The agreement that Metris Cos. Inc. signed on Tuesday with the Office of the Comptroller of the Currency is the strictest one, short of an outright shutdown, reached yet as a result of the regulator's review of credit card lenders.
Still, the prospect that the subprime card issuer might be righting itself, coupled with news that Metris had gained access to a significant new line of lending, sent its shares soaring 75%.
The new deal replaced one signed in April and imposes major restrictions on Metris' operations. For instance, it must sell all the credit card loans on its balance sheet by the end of next year, and continue to sell off new balances daily.
Also, Metris' Direct Merchants Credit Card Bank is now allowed to begin paying dividends. As a result of the agreement, the parent will receive an immediate dividend of $155 million. Under the earlier deal, such dividends had been prohibited. The new one requires Metris to adhere to strict, detailed guidelines to continue to receive dividends in the future.
Among other things, the bank must reduce the amount of receivables on its balance sheet to $550 million by the end of this year, from $756.1 million at the end of last year, as a step toward selling them all. And it must provide regulators with daily reports outlining the receivables it has sold and the amount of deposits and other liabilities.
On the plus side, Metris also said Wednesday that it had ended a $170 million revolving credit line and replaced it with an $850 million financing deal with its lenders.
"We are pleased to announce these agreements," said David Wesselink, the Minnetonka, Minn., issuer's chairman and chief executive officer, who took the job in December after the ouster of its founder, Ron Zebeck. "They provide another step forward in returning the company to profitability."
However, the agreement at least tacitly acknowledges that problems are continuing at the bank and spells out a worst-case scenario if it is not able to live up to the terms. "In the event Metris fails," the document says, "the bank shall, at the direction and sole discretion of the OCC, cease granting additional extensions of credit or approval of any authorizations on credit cards."

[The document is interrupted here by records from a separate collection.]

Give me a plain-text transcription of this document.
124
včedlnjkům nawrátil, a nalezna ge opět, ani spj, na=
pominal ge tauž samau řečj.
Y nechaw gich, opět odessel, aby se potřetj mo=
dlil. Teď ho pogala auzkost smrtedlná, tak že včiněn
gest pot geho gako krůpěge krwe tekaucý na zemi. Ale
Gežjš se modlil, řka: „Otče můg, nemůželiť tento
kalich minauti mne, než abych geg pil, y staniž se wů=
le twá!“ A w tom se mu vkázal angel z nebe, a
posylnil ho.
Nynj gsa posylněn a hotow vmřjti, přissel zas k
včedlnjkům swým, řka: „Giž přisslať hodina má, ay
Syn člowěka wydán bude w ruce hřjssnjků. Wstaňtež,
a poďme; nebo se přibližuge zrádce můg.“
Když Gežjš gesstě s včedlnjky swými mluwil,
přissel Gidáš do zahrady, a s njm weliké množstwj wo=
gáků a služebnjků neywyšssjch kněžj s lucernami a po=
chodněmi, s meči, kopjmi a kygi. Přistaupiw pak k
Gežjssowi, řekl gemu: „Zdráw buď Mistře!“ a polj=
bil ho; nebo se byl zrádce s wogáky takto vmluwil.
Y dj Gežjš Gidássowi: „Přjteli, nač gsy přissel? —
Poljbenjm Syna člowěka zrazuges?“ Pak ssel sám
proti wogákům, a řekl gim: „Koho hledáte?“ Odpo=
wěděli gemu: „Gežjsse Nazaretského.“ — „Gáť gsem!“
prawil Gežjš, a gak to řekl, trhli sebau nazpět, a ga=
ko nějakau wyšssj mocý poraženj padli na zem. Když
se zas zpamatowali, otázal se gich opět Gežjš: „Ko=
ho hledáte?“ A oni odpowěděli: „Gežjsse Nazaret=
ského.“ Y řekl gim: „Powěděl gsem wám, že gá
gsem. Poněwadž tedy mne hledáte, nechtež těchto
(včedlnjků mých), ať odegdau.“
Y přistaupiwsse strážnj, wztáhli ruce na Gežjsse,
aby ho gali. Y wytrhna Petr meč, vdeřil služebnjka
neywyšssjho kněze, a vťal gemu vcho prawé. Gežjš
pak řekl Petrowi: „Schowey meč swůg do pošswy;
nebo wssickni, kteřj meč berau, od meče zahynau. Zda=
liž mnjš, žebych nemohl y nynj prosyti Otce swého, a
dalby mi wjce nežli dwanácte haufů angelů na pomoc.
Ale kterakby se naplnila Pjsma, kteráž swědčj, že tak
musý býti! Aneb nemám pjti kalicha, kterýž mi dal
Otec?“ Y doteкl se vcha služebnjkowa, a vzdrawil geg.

Though Providian Financial Corp., NextCard Inc., and Capital One Financial Corp. have all come under regulator scrutiny in the past 16 months, none of their regulatory agreements have outlined in such detail the steps the issuers must take in order to stay on the regulator's good side.
The Metris agreement shares a few features with the one Providian made with regulators in 2001, but that agreement was far less specific and gave Providian the option of presenting its own plans for growth restriction and capital planning. It also called for reports, but on a monthly basis, versus the daily reports Metris must provide by 5 p.m. the following day.

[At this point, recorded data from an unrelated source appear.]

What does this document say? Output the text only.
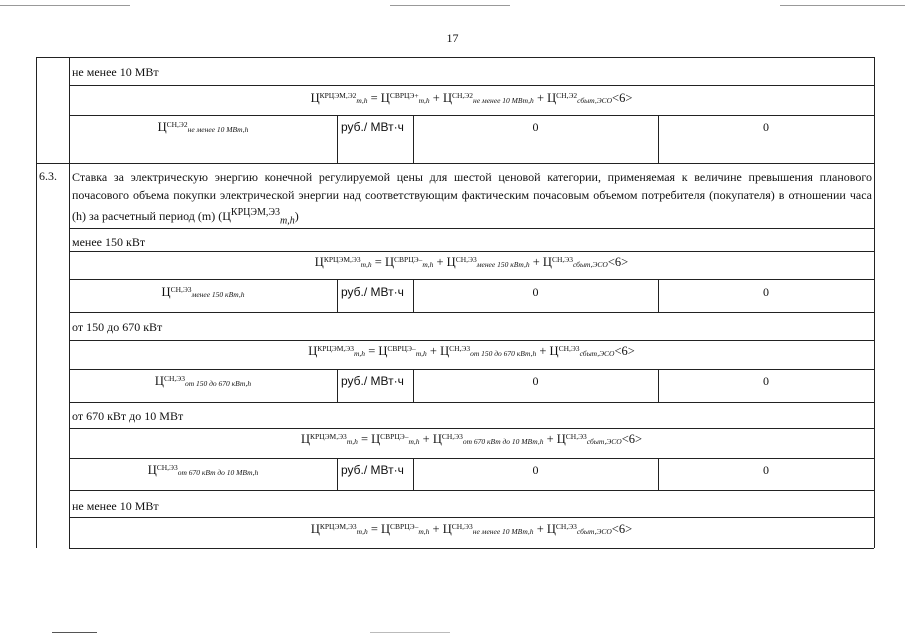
17
не менее 10 МВт
$Ц^{КРЦЭМ,Э2}_{m,h} = Ц^{СВРЦЭ+}_{m,h} + Ц^{СН,Э2}_{не менее 10 МВт,h} + Ц^{СН,Э2}_{сбыт,ЭСО}<6>$
$Ц^{СН,Э2}_{не менее 10 МВт,h}$	руб./ МВт·ч	0	0
6.3. Ставка за электрическую энергию конечной регулируемой цены для шестой ценовой категории, применяемая к величине превышения планового почасового объема покупки электрической энергии над соответствующим фактическим почасовым объемом потребителя (покупателя) в отношении часа (h) за расчетный период (m) $(Ц^{КРЦЭМ,Э3}_{m,h})$
менее 150 кВт
$Ц^{КРЦЭМ,Э3}_{m,h} = Ц^{СВРЦЭ-}_{m,h} + Ц^{СН,Э3}_{менее 150 кВт,h} + Ц^{СН,Э3}_{сбыт,ЭСО}<6>$
$Ц^{СН,Э3}_{менее 150 кВт,h}$	руб./ МВт·ч	0	0
от 150 до 670 кВт
$Ц^{КРЦЭМ,Э3}_{m,h} = Ц^{СВРЦЭ-}_{m,h} + Ц^{СН,Э3}_{от 150 до 670 кВт,h} + Ц^{СН,Э3}_{сбыт,ЭСО}<6>$
$Ц^{СН,Э3}_{от 150 до 670 кВт,h}$	руб./ МВт·ч	0	0
от 670 кВт до 10 МВт
$Ц^{КРЦЭМ,Э3}_{m,h} = Ц^{СВРЦЭ-}_{m,h} + Ц^{СН,Э3}_{от 670 кВт до 10 МВт,h} + Ц^{СН,Э3}_{сбыт,ЭСО}<6>$
$Ц^{СН,Э3}_{от 670 кВт до 10 МВт,h}$	руб./ МВт·ч	0	0
не менее 10 МВт
$Ц^{КРЦЭМ,Э3}_{m,h} = Ц^{СВРЦЭ-}_{m,h} + Ц^{СН,Э3}_{не менее 10 МВт,h} + Ц^{СН,Э3}_{сбыт,ЭСО}<6>$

Providian was limited to 10% annual asset growth, while Metris was instructed to cut owned receivables and deposits.
In one area, though, Metris seems to have gotten a lighter sentence than Providian. Providian was ordered to stop lending to borrowers with Fair, Isaac scores below 600, and the agreement went so far as to outline the specific credit segments it had to shut down. Under Metris' deal, subprime receivables can represent up to 60% of its portfolio, but that restriction applies only to its on-balance-sheet receivables, not to those it sells.
A Metris spokesman said the portfolio is now about 50% subprime, which the OCC defines as consumers with scores under 660.

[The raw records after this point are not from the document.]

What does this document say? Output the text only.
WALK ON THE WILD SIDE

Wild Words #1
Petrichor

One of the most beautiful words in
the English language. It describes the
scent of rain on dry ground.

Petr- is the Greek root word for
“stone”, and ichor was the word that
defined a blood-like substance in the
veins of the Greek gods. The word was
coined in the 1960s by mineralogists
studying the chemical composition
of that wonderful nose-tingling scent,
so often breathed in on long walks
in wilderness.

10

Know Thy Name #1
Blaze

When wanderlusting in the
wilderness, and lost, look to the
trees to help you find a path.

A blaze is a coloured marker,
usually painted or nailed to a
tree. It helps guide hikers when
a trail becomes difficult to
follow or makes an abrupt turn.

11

Michael Vinciquerra, an analyst with Raymond James & Associates, which does not own any Metris stock, said the new agreement could be viewed as a positive, with a few caveats.
"This gets the OCC off their back a bit, and if they can maintain themselves then the OCC really should not be a major issue for them," he said.
The fact that Metris had secured a $850 million 364-day financing facility was considered good news and probably accounted for the run-up in its stock on Wednesday, Mr. Vinciquerra said. The shares closed at $2.31.
The downside, according to Mr. Vinciquerra, is that Metris may be limited in securing debt, if it does not have a source of cash besides the deposit funding that it may no longer use as heavily to finance new loans.
Without other sources of capital, "they will be completely dependent on capital markets, which can be efficient but it is somewhat risky to have that as the only source of capital, unless they have other as yet unspecified sources," he said. "If the market turns against them and spreads widen, that would mean Metris would have a higher cost of financing."
Mr. Vinciquerra said he expects Metris to continue to post losses for the first half of this year and perhaps break even in the third quarter.